On being creative amidst followers and haters.
January 17, 2011
Last year at this time I wrote about Martin Luther King’s inspiring Letters from a Birmingham Jail. It’s an amazing piece of writing (his not mine) and on this day, when we celebrate what would have been his 82nd birthday, I urge you to read it or his famous “I have a Dream” speech. Despite all evil in the world, we are better because Dr. King was in it.
But it made me think…the line between hater and follower is razor thin isn’t it? Look at the craziness surrounding the tragedy in Tucson. Gun sights on Palin’s blog! Dark postings from the shooter! The finger pointing online is as reckless and hate-filled as that assassin’s gun. Yet, however uncivil, it is the “conversation” we are having. It is representative of how we think and feel. Therefore it is valid.

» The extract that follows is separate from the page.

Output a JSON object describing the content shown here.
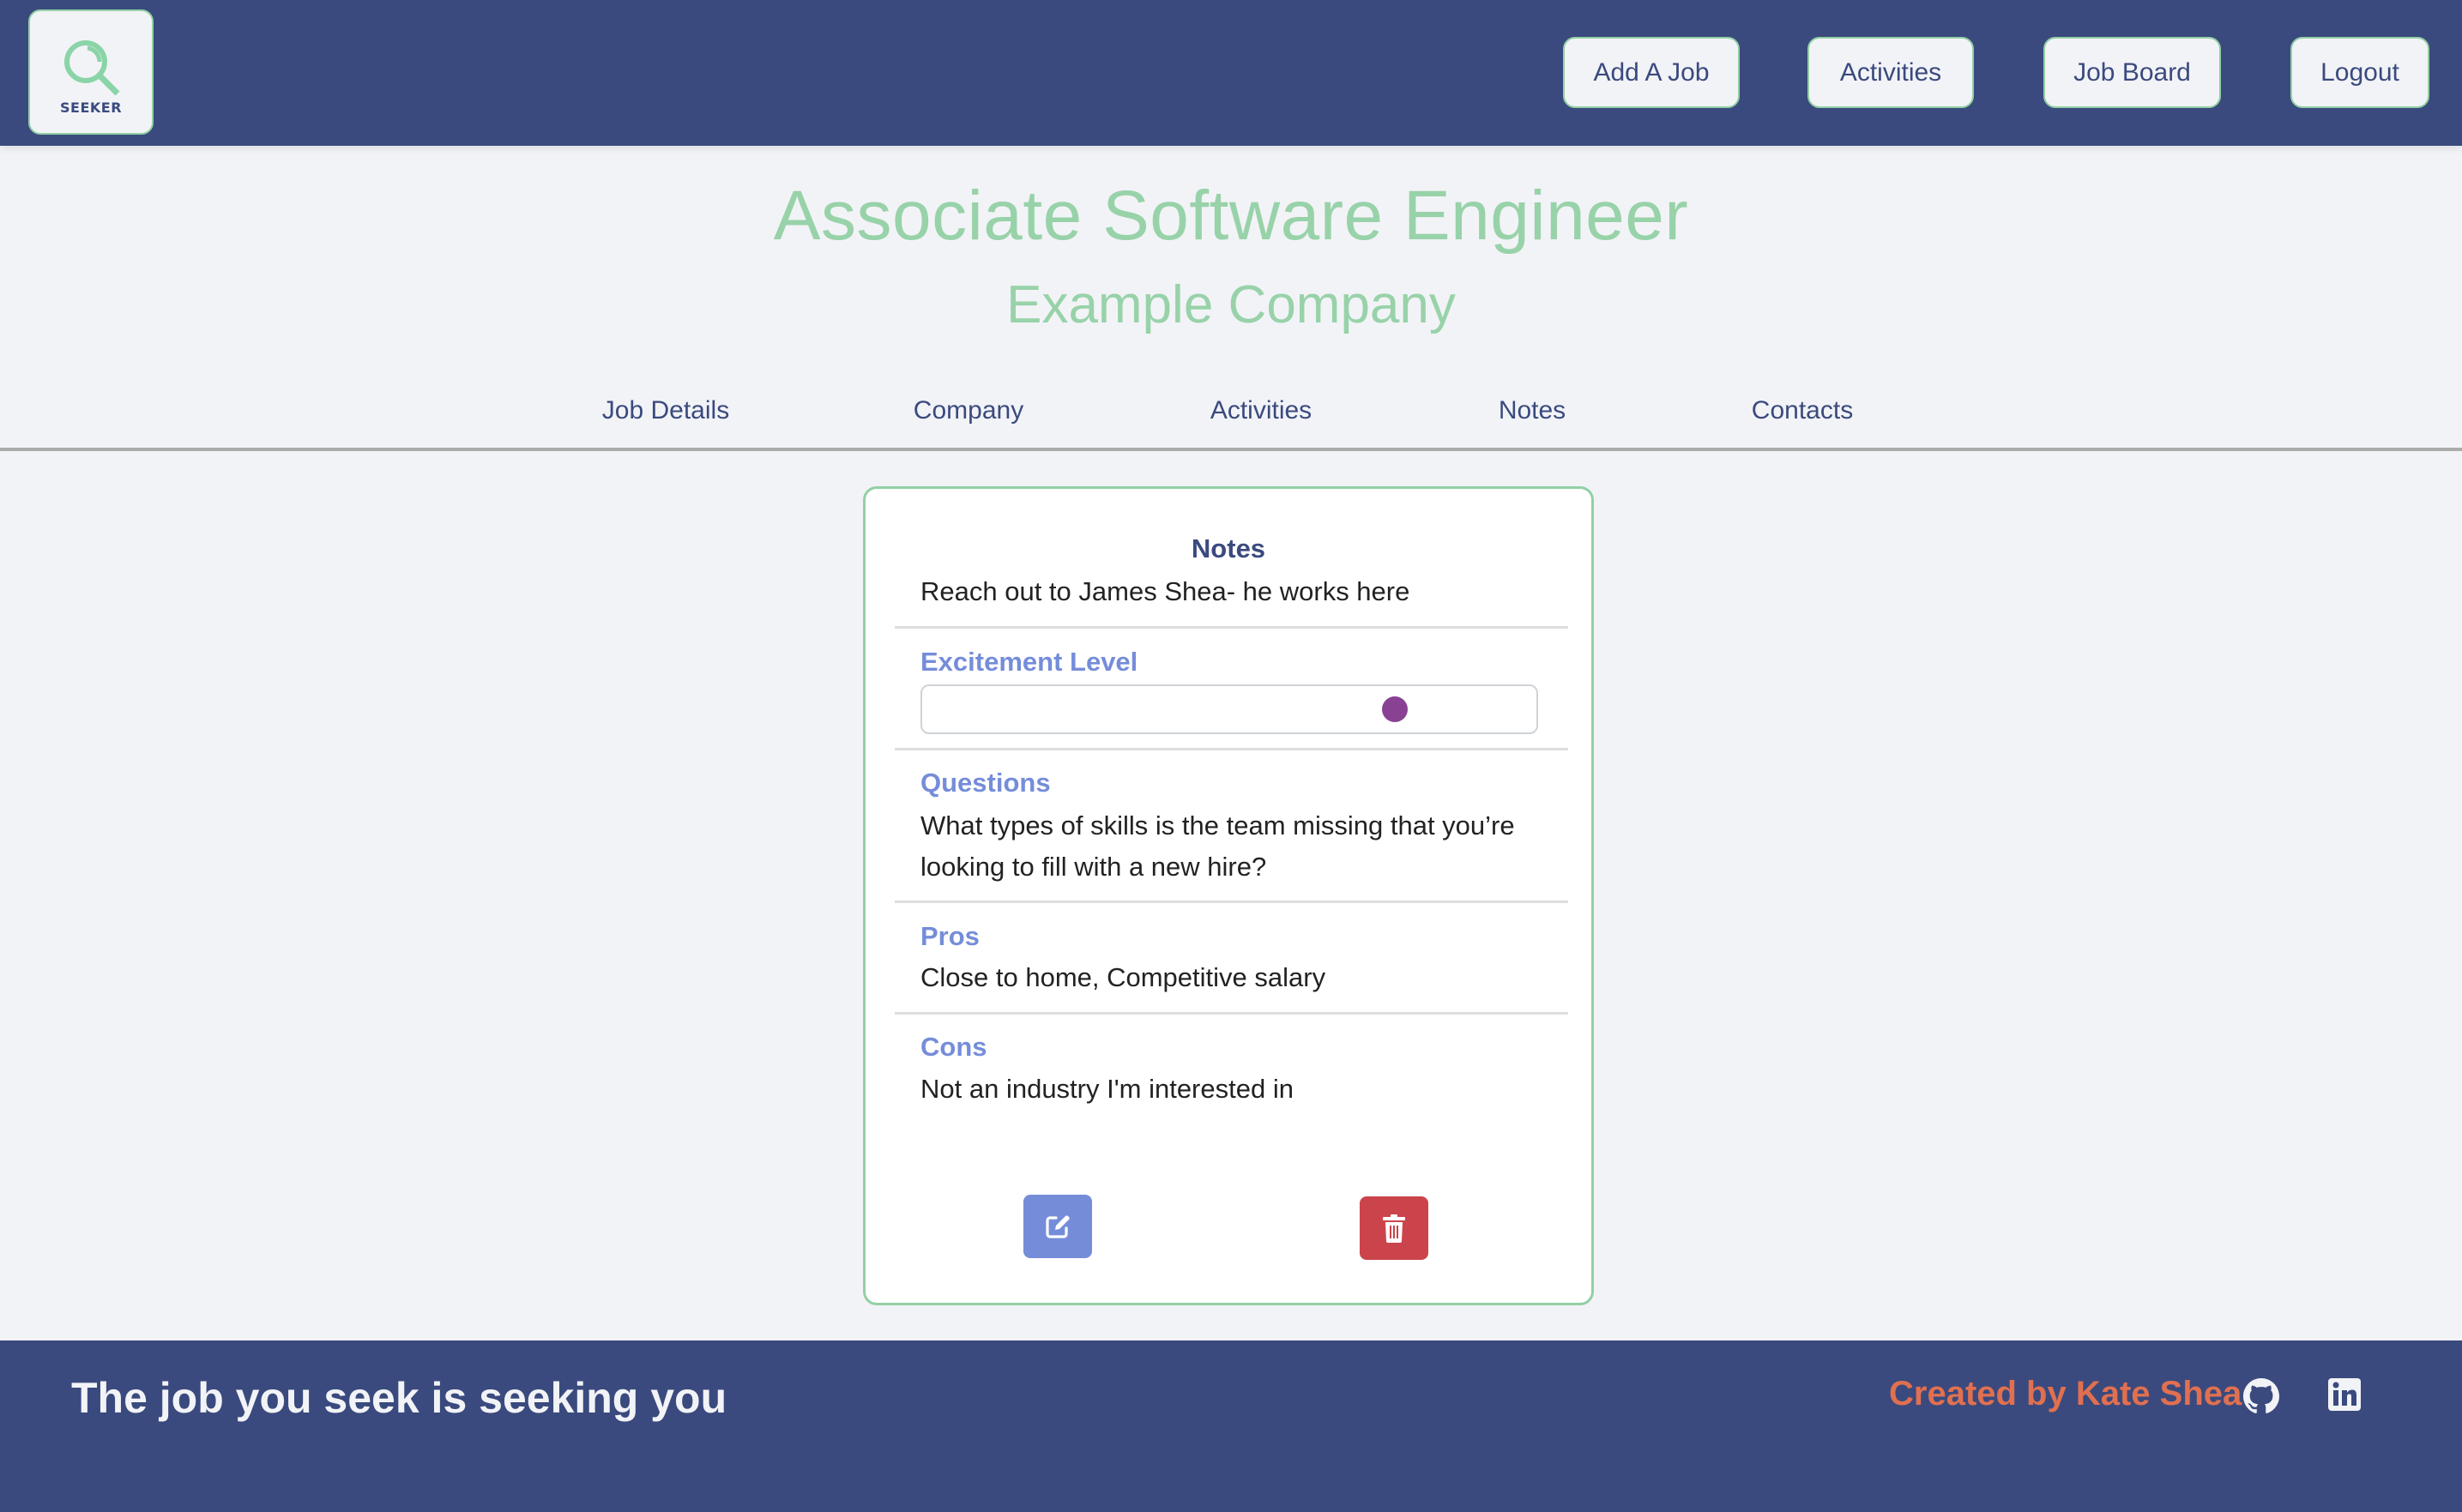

That is the blessing and curse of social media. As a writer and creative professional, it is the reality I chose to embrace, as much from necessity as desire. To do our job, one needs to be versed in the good, the bad and the ugly of the Internet. And that includes vitriolic blogs. When I left my job last week the trade tabloid, Agency Spy posted about it. As of this writing it has engendered over 60 comments, which I have not read. Needless to say, I’m guessing they are not voting me into the Advertising Hall of Fame. Sometimes being part of the so-called conversation means getting your ass handed to you.

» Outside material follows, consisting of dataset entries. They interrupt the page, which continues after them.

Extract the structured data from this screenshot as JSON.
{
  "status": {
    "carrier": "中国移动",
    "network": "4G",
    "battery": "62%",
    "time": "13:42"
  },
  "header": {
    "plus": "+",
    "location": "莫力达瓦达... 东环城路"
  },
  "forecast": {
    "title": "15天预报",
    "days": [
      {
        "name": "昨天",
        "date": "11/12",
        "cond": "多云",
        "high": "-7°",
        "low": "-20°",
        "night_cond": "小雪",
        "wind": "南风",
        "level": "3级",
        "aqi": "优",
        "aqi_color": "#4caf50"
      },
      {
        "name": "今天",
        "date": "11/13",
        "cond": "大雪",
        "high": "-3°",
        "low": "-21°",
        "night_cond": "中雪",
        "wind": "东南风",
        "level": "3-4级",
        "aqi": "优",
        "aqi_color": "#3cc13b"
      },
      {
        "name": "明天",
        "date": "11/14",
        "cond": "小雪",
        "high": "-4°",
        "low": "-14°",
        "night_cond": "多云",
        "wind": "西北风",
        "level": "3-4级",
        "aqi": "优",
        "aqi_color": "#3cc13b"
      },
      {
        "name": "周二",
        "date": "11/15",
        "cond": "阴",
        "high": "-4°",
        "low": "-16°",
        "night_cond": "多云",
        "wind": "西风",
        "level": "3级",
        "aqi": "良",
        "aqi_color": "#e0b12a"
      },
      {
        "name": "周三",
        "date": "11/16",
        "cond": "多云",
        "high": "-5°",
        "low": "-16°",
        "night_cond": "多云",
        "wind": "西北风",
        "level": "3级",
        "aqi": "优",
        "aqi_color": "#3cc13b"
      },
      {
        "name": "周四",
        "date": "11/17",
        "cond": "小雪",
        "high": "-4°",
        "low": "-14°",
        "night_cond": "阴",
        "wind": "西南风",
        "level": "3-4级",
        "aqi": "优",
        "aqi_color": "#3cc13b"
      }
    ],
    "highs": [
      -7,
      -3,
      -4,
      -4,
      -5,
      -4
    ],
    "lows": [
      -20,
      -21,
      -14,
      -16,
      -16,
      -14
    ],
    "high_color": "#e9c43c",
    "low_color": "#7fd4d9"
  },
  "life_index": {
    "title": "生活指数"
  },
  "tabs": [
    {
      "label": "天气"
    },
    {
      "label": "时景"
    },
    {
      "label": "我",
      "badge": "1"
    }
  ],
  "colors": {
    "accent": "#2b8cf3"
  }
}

Popular culture is vulgar and wonderful at the same time. (Have you played Left 4 Dead?) Advertising has always been a reflection of that. In turn our creative ideas shape popular culture, taking it in wonderful and vulgar directions. Often simultaneously. As we move from mass media into more personal territory, the distinction between what is inspired and what is cruel, stupid and downright creepy blurs even further. Last year, Diesel won a Grand Prix in Cannes for its Be Stupid campaign from Anomaly of New York, work that championed bad behavior in the name of self expression. I found the ads vulgar and wonderful at the same time. Didn’t you? Is that, then, the current definition of brilliant? It was rewarded as such.
Such questions are a cornerstone of this blog. And I hope it is with this same inquisitiveness that I create and/or look at work, deciding what to make and how far to push it.
Ideas begin crude. Refining them is our craft. Lately, however, the refining process has altered. Instead of polishing words and pictures we keep in some of the crude. We think it honest. In this way our craft is reflecting a self-disclosing popular culture. Crude is real. It also happens to be promotional (Whopper Sacrifice) and direct (Be Stupid). Ironic for all our digital savvy how blunt we’ve become…again. Fifty years ago we said let the buyer beware. Now we say let the consumer decide. I say what’s the difference? What goes around comes around, right? Damn right it does.